Fazla pişen yemeklerden sıcacık bir tabağı komşuya uzatırdık ki sonra ziyan olup çöpe gitmesin bitmediğinde.
Yanabilecek her şey sobalarda değerlenirdi, artan kumaşlar kırk yama olarak ünlenmeden bile eklenirdi birbirine şekillerle ve yastık-minder-yorgan yüzü olurdu emeklerde.
Her çivi düzlenerek kaldırılırdı alet çantasına, portakal kasalarından söküldüğünde bile.
Her metal parçası hurdacıyı beklerdi karşılığında bir kaç mandal alınsa bile.

İlla da işe yaramayan o kadar az çöp olurdu ki çöp arabası geldiğinde biz çocuklar bile taşırdık dışarıya, uzatırdık eli eldivenli o çöpçü amcalara.
O zamanlar sokaklarda, caddelerde ve parklarda sadece kendiliğinden düşen, rüzgarla uçuşan yapraklar olurdu.
Eli çalı süpürgeli ve bir de sopaya çivilenmiş yarım kesili yirmilik tenekeden oluşan kürekleri olan çöpçülerin sokaklarımızdaki tek işiydi o yaprakları toplamak. Sonra onlar zaten doğaya geri dönerdi. Çürüme dediğin doğaya katkı için olurdu, toprağa karışırdı çürüyen yaprak.

Şimdi sokaklardaki temizlik işçilerinin topladıkları tamamen çöp ve çevreye saygısız insanlarca atılıyor sokağa.
Nasıl bir tüketim toplumuna dönüşüldü ise… Artık fazla yemekler çöpe gidiyor, kapı komşusunu bile tanımıyor kimseler.
Giyilmeyen giysilerle doluyor dolaplar, ama o fazla giysilere, yemeklere gereksinim duyanlar aç ve açıkta ülkenin bir yerinde.
Çöp odaları var apartmanların, kağıtlar, plastikler geri dönüşüme ayrılmalı ve ama üşengeçlikten ayrışmayan çok, karman karışık atıklar dökülüyor delikten, sokak köşelerinde çöp kutuları bekliyor sıra sıra…
O çöplerde ekmeğini arıyor garibanlar burnu alışınca kötü kokuya.

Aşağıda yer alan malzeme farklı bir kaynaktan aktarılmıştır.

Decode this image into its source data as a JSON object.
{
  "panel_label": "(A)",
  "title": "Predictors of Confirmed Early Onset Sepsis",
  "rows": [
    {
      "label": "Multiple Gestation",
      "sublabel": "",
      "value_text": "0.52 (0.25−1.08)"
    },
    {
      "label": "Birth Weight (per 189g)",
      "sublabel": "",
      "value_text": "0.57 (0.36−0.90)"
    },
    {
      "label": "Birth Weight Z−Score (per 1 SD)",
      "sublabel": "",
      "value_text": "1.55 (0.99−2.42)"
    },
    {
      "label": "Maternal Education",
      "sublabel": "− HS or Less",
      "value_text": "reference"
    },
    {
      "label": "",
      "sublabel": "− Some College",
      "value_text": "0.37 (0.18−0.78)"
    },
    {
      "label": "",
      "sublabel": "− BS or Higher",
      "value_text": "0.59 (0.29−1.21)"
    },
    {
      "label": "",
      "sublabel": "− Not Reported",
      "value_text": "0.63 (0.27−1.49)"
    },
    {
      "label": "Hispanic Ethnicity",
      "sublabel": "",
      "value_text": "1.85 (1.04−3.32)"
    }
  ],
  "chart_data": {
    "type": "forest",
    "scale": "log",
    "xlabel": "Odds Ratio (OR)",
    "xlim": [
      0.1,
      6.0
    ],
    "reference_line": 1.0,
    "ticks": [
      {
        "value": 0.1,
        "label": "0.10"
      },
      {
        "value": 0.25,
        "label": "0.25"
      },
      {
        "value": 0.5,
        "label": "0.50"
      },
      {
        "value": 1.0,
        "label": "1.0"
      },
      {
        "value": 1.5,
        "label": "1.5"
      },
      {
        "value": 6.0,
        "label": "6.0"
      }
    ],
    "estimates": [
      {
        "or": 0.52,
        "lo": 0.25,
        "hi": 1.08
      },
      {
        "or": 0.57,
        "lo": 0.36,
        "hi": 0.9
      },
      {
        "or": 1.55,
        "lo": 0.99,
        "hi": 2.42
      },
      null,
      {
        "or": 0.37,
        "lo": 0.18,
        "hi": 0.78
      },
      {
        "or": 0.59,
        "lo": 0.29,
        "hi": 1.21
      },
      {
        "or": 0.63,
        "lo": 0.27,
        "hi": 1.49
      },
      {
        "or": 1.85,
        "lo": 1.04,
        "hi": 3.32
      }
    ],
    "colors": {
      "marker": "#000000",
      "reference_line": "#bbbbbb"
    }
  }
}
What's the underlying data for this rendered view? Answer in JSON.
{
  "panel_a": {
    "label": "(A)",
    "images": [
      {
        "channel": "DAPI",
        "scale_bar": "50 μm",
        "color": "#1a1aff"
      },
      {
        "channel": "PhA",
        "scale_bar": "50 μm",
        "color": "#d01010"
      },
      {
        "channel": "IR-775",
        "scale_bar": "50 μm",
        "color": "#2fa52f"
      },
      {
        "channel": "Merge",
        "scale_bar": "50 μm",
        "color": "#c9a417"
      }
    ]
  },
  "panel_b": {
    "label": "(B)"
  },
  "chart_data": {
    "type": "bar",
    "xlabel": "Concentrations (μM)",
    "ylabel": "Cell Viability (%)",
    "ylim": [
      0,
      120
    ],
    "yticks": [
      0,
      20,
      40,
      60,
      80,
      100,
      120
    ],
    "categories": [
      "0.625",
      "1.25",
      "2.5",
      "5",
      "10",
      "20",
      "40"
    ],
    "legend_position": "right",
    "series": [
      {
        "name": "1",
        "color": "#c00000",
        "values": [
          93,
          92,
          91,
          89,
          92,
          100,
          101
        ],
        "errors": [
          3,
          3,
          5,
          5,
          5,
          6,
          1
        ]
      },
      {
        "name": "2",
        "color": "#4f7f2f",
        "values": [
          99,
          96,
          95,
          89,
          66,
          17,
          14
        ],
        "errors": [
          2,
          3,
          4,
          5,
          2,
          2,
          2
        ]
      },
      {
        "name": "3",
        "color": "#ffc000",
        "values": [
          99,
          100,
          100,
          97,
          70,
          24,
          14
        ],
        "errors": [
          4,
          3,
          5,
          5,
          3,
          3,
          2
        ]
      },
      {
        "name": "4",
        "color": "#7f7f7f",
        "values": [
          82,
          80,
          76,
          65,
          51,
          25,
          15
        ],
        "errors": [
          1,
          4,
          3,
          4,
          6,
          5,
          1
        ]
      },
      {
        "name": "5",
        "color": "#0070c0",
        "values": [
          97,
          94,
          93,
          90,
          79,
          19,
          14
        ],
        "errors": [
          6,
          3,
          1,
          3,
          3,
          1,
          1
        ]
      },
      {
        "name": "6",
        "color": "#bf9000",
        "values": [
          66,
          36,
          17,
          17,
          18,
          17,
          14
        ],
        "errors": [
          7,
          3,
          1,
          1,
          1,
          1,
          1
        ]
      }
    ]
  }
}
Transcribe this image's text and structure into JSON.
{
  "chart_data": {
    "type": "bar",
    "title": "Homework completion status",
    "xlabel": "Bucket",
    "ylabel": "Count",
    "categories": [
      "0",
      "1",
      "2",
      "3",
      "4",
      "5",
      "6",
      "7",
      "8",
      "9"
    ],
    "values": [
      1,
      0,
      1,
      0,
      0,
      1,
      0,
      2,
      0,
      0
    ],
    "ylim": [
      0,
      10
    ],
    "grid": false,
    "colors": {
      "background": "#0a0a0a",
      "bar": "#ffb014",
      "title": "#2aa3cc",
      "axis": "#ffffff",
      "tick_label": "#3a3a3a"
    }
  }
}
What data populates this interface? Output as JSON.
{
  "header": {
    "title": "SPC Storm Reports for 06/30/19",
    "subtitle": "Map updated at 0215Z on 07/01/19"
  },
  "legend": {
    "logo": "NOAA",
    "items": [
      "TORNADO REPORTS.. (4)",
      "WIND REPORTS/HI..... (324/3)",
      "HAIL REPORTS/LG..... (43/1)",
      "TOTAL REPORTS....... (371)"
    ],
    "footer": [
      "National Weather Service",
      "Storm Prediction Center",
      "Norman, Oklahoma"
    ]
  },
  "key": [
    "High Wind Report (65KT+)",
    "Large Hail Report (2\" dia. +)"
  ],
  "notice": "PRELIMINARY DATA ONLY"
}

Kimse kendisinden ötesini düşünmüyor artık.
Toplamak günde bu nedenle çok büyük kahır.
Çöpçü’nün düşü doğaya saygı.
Özlemi o insana, işe ve emeğe saygı duyulan günler.

Görsel Div-Art'tan.
Şimdilerde kalmadı böyle güzellikler… İşte bu yüzden özlem duyuluyor güzelliklere…
Çürüyüp gitmesin diye yaprakların dışında hiçbir şey.
Ama olmuyor. Çürüyor her şey. Çürüyor!
Alışmamalı!

ÇÜRÜME

Zamanla herkes tüketiyor,
Arkadaşını, kardeşini, eşini, yoldaşını.
Acımadan, acıtarak, bilinçle, bilmeyerek,
Tükettiğini, çürüttüğünü, yok ettiğini.

Doğa, uzay, uzak ve yakın farkı kalmıyor,
Bıkmış, bunalmışken ya da yaşam dolu bir anda
Her an, her anı tükeniyor zamanda.

Zaman da. Suları da, suların akışı da.
Rüzgarları zamanın, rüzgarları dahil buna.
Okşayan, gülümseten, yaşatan yapıcı ustalığıyla,
Yakıcı ve yıkıcı her adıyla.

Koku alma duyusunu yitirmeyen bilir bunları.
Bilerek aldıran da.

Gebze, Ağustos 2013- 2020, Ünsal Çankaya
Afyon Kültür Sanat com, 21.8.2020.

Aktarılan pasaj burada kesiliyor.